Die Grünen hatten schon die Stickstofftanks vorbereitet, als Heinrich
das Glück hatte, eine zittrige, schwitzige Hand zu bekommen. Die
Ketchupflasche, die er immer noch verkrampft hielt, flutschte ihm aus
der Umklammerung und fiel zu Boden. Die Extraterrestrischen, die bis
jetzt geglaubt hatten, das rote Ding wäre ein externes Organ, staunten
und hoben das Ding bewundernd auf. Heinrich brach sein Schweigen,
unbewusst, weil seine Chance auf Überleben hatte er noch nicht
gewittert.
"Eine Ketchupflasche. Seht her..."
Er entwand ihnen die Flasche, öffnete den Verschluss und spritze etwas
Ketchup auf den Boden. Die Grünen kreischten und liefen wie Hühner
durcheinander. Zum ersten Mal fiel Heinrich die Eintönigkeit von Grün
auf. Und selbst ihm, dem Einfältigen wurde klar, dass die kleinen
Außerirdischen an einer Farbneurose leiden mussten, da sie ja nichts
anderes als grün gewohnt waren. Er verstand, dass die Farbe rot etwas
besonderes für sie darstellte, sie erfreute und sie in hellste Erregung
versetzte. Selbst Heinrich ging ein Licht auf, und er wusste nun, wie
er überleben konnte, noch dazu gut überleben.
Heinrich wurde König der Grünen. Sie liebten ihren Potentaten aus
ganzem Herzen, nicht wegen Wortwitz, guten Aussehens oder Intelligenz,
was sie gar nicht hätten tun können, da König Heinrich nichts von
alledem besaß. Sie schätzten diese Flasche mit ihrem undefinierbaren,
mysteriösen Inhalt.
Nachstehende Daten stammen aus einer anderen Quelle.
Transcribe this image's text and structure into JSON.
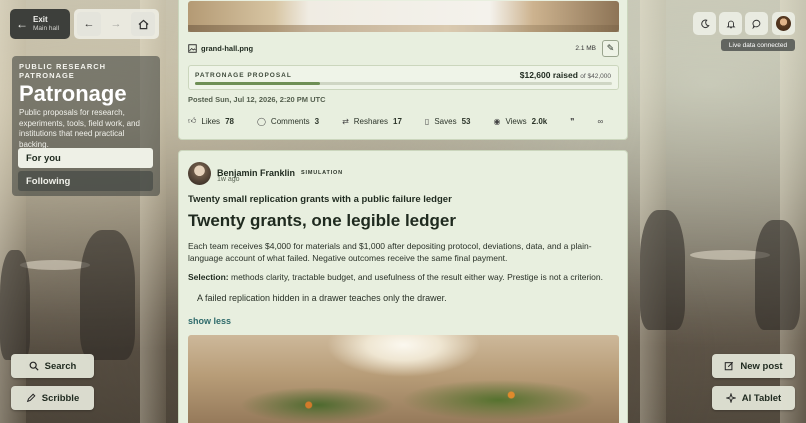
{
  "topbar": {
    "exit_label": "Exit",
    "exit_sublabel": "Main hall",
    "back_icon": "arrow-left",
    "forward_icon": "arrow-right",
    "home_icon": "home"
  },
  "sidebar": {
    "kicker": "PUBLIC RESEARCH PATRONAGE",
    "title": "Patronage",
    "description": "Public proposals for research, experiments, tools, field work, and institutions that need practical backing.",
    "tabs": [
      {
        "label": "For you",
        "active": true
      },
      {
        "label": "Following",
        "active": false
      }
    ]
  },
  "floating": {
    "search_label": "Search",
    "scribble_label": "Scribble",
    "new_post_label": "New post",
    "ai_tablet_label": "AI Tablet"
  },
  "header_right": {
    "tooltip": "Live data connected"
  },
  "post1": {
    "file_name": "grand-hall.png",
    "file_size": "2.1 MB",
    "proposal_label": "PATRONAGE PROPOSAL",
    "raised": "$12,600 raised",
    "goal": "of $42,000",
    "progress": 0.3,
    "posted": "Posted Sun, Jul 12, 2026, 2:20 PM UTC",
    "actions": {
      "likes_label": "Likes",
      "likes": "78",
      "comments_label": "Comments",
      "comments": "3",
      "reshares_label": "Reshares",
      "reshares": "17",
      "saves_label": "Saves",
      "saves": "53",
      "views_label": "Views",
      "views": "2.0k"
    }
  },
  "post2": {
    "author": "Benjamin Franklin",
    "badge": "SIMULATION",
    "time": "1w ago",
    "headline": "Twenty small replication grants with a public failure ledger",
    "title": "Twenty grants, one legible ledger",
    "body": "Each team receives $4,000 for materials and $1,000 after depositing protocol, deviations, data, and a plain-language account of what failed. Negative outcomes receive the same final payment.",
    "selection_label": "Selection:",
    "selection_text": "methods clarity, tractable budget, and usefulness of the result either way. Prestige is not a criterion.",
    "quote": "A failed replication hidden in a drawer teaches only the drawer.",
    "show_less": "show less"
  },
  "colors": {
    "accent": "#2f6b6b",
    "card_bg": "#e8efdf",
    "progress_fill": "#6e8f55"
  }
}
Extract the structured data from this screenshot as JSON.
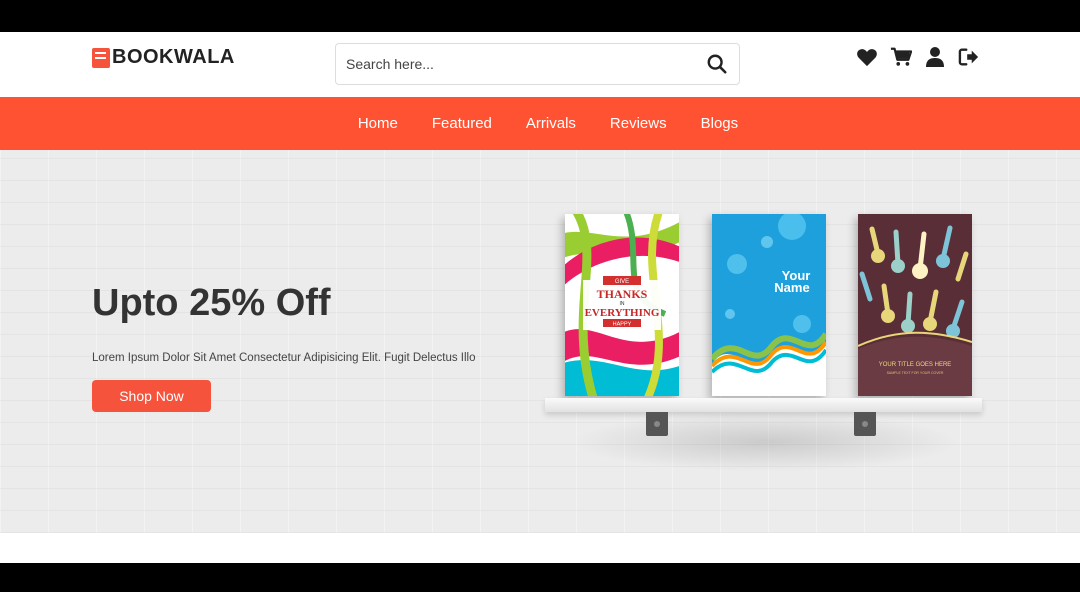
{
  "brand": {
    "name": "BOOKWALA",
    "accent": "#f5533b"
  },
  "search": {
    "placeholder": "Search here..."
  },
  "header_icons": [
    "heart-icon",
    "cart-icon",
    "user-icon",
    "logout-icon"
  ],
  "nav": {
    "items": [
      {
        "label": "Home"
      },
      {
        "label": "Featured"
      },
      {
        "label": "Arrivals"
      },
      {
        "label": "Reviews"
      },
      {
        "label": "Blogs"
      }
    ],
    "color": "#ff5233"
  },
  "hero": {
    "title": "Upto 25% Off",
    "description": "Lorem Ipsum Dolor Sit Amet Consectetur Adipisicing Elit. Fugit Delectus Illo",
    "cta_label": "Shop Now"
  },
  "books": [
    {
      "lines": [
        "GIVE",
        "THANKS",
        "IN",
        "EVERYTHING",
        "HAPPY"
      ]
    },
    {
      "lines": [
        "Your",
        "Name"
      ]
    },
    {
      "lines": [
        "YOUR TITLE GOES HERE",
        "SAMPLE TEXT FOR YOUR COVER"
      ]
    }
  ]
}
Das Rot wirkte auf ihre sensorischen,
hochentwickelten Wahrnehmungsorgane anregend und jedes Mal, wenn sie
den roten Ketchuptempel, den König Heinrich errichten hatte lassen,
betraten, erlebten sie völlig unbekannte Gefühle. Sie erlebten quasi
geistig-sensorische Orgasmen.
Heinrich lebte gut und war erstmals in seinem Leben wichtig. Er wurde
umsorgt, war mächtig und sein Dasein als König war, wie er sich in
seiner Einfalt sagte, noch bedeutsamer, als ein "Burger für Bürger" zu
führen.
Das änderte sich ziemlich abrupt und unerwartet, als sich Heinrich sich
am Finger verletzte und einige feuerrote Blutstropfen zu Boden fielen.
Freudige Erregung bei den Grünen. Begeisterung. Idee.
Sie warfen die Liebe zu ihrem Oberhaupt über Bord, setzten ihn kurzer
Hand ab und feierten eine leuchtend rote, spritzige Blutparty.
Dieses denkwürdige Ereignis ging in die Annalen des Planeten als "der Tag des kollektiven Orgasmus" ein.